Belying their background in the bookish, bike-friendly university city of Oxford (where Supergrass, Ride and Radiohead were contemporaries), Swervedriver created cinematic songs littered with Tarantino-tinted imagery and an open-road obsession implied by titles like “Son of Mustang Ford,” “The Hitcher” and “Juggernaut Rides” (also the name of a 2005 double-CD retrospective). Influenced as much by the Stooges and Dinosaur Jr. as My Bloody Valentine and the Beatles, they were differently perceived and better received Stateside than in the U.K. At home, they were a hip-to-know cult band lumped in with the floppy-fringed likes of Slowdive and Chapterhouse; across the pond they played the big stages with the musclebound Soundgarden and Smashing Pumpkins.

“There has to be some reason why certain bands do better in certain territories,” mulls vocalist/guitarist Adam Franklin. “With a lot of the bands that we were really feeding off at the time — Sonic Youth, Hüsker Dü, Dinosaur Jr. — somehow we had this yearning, perhaps this ‘American yearning.’ If you’re into rock & roll, it’s a country you’re always eager to go to.
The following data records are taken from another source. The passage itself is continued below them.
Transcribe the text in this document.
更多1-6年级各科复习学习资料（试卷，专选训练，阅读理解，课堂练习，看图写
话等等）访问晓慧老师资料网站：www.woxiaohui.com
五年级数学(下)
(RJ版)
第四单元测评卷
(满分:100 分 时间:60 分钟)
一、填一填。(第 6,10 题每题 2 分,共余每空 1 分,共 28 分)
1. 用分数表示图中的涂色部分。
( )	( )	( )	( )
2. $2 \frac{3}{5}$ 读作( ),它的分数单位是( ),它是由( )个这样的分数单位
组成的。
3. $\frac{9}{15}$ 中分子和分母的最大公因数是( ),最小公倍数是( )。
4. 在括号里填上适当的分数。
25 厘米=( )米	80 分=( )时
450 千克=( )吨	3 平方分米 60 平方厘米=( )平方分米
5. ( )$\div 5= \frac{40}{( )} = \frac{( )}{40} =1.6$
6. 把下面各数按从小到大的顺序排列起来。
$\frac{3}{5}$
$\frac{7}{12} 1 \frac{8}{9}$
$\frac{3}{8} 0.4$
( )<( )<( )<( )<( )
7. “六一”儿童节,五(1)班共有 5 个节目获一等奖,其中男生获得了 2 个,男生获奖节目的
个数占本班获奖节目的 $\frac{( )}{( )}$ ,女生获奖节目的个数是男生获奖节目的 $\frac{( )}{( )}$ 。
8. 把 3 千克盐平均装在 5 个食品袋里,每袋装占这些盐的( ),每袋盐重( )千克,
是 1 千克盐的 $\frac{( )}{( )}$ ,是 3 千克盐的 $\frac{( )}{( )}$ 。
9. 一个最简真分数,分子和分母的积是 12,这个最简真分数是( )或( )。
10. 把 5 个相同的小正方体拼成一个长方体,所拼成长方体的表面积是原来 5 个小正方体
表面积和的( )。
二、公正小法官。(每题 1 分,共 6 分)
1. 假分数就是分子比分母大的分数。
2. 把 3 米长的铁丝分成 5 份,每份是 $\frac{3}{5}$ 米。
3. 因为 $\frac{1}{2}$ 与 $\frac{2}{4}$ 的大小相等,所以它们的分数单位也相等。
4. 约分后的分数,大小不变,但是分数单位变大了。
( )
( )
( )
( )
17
“Just the idea of driving across the desert was always quite an intriguing thing,” Franklin continues, “although when we finally did get to drive across Arizona in a tour bus, we put on a CD of Kraftwerk’s Trans-Europe Express… kind of absurd! By the time we were on our second and third albums [1993’s Mezcal Head and 1995’s Ejector Seat Reservation], we were more, kind of, closer to home in our aspirations.”

Despite four albums of gorgeously gritty decadence and wistful, guitar-embroidered escapism, constant label dramas (Creation Records dropped the band a week after releasing Ejector Seat Reservation), lineup changes and the sudden explosion of a “Cool Britannia” movement (i.e., Oasis) condemned Swervedriver to perpetual “almost was” status. By 1999, the frustrations had sidelined the band — until last September, when that most Brit of board meetings, a chat at the pub, reanimated them.

“We just thought initially, ‘Let’s go out and play and see how it goes,’?” says Franklin, admitting that the rapturously received re-formings of the Pixies and the Stooges stoked his enthusiasm. “When we got together in the first place, it was never in any way a career option, and there was never particularly any plan for world domination — and I guess that’s one thing that hasn’t changed.”

Swervedriver — completed by Franklin’s fellow founding band member, guitarist/vocalist Jimmy Hartridge, drummer Jez Hindmarsh and bassist Steve George (who joined in ’93 and ’94, respectively) — aren’t writing, let alone recording, new material.

“There’s enough of a back catalog to be concentrating on,” Franklin, now shorn of his once-signature dreadlocks, asserts. “But, also, we definitely thought that there’s a number of really cool songs we never played live, or barely ever, so it would be good for us to throw some of those in and also [good for] those people who did see us 10 years ago, because they’d be hearing songs they didn’t hear before.”

Tunes like “Why Say Yeah” (a split indie 7-inch with Sophia in 1996) and the aforementioned “The Hitcher” (which failed to make the cut for Mezcal Head), as well as B-sides recorded by Swervedriver’s early lineup but never performed by the later incarnation, may get aired.

“I think we always set things up in a spontaneous way anyway rather than being the sort of band that just counts in 1-2-3-4 and does a sort of rote version of the song,” Franklin concludes.

Perhaps that’s why the accountants who control what’s sold as rock & roll never could quite steer Swervedriver.

Swervedriver play at the Music Box at the Henry Fonda Theater on Sat., May 31.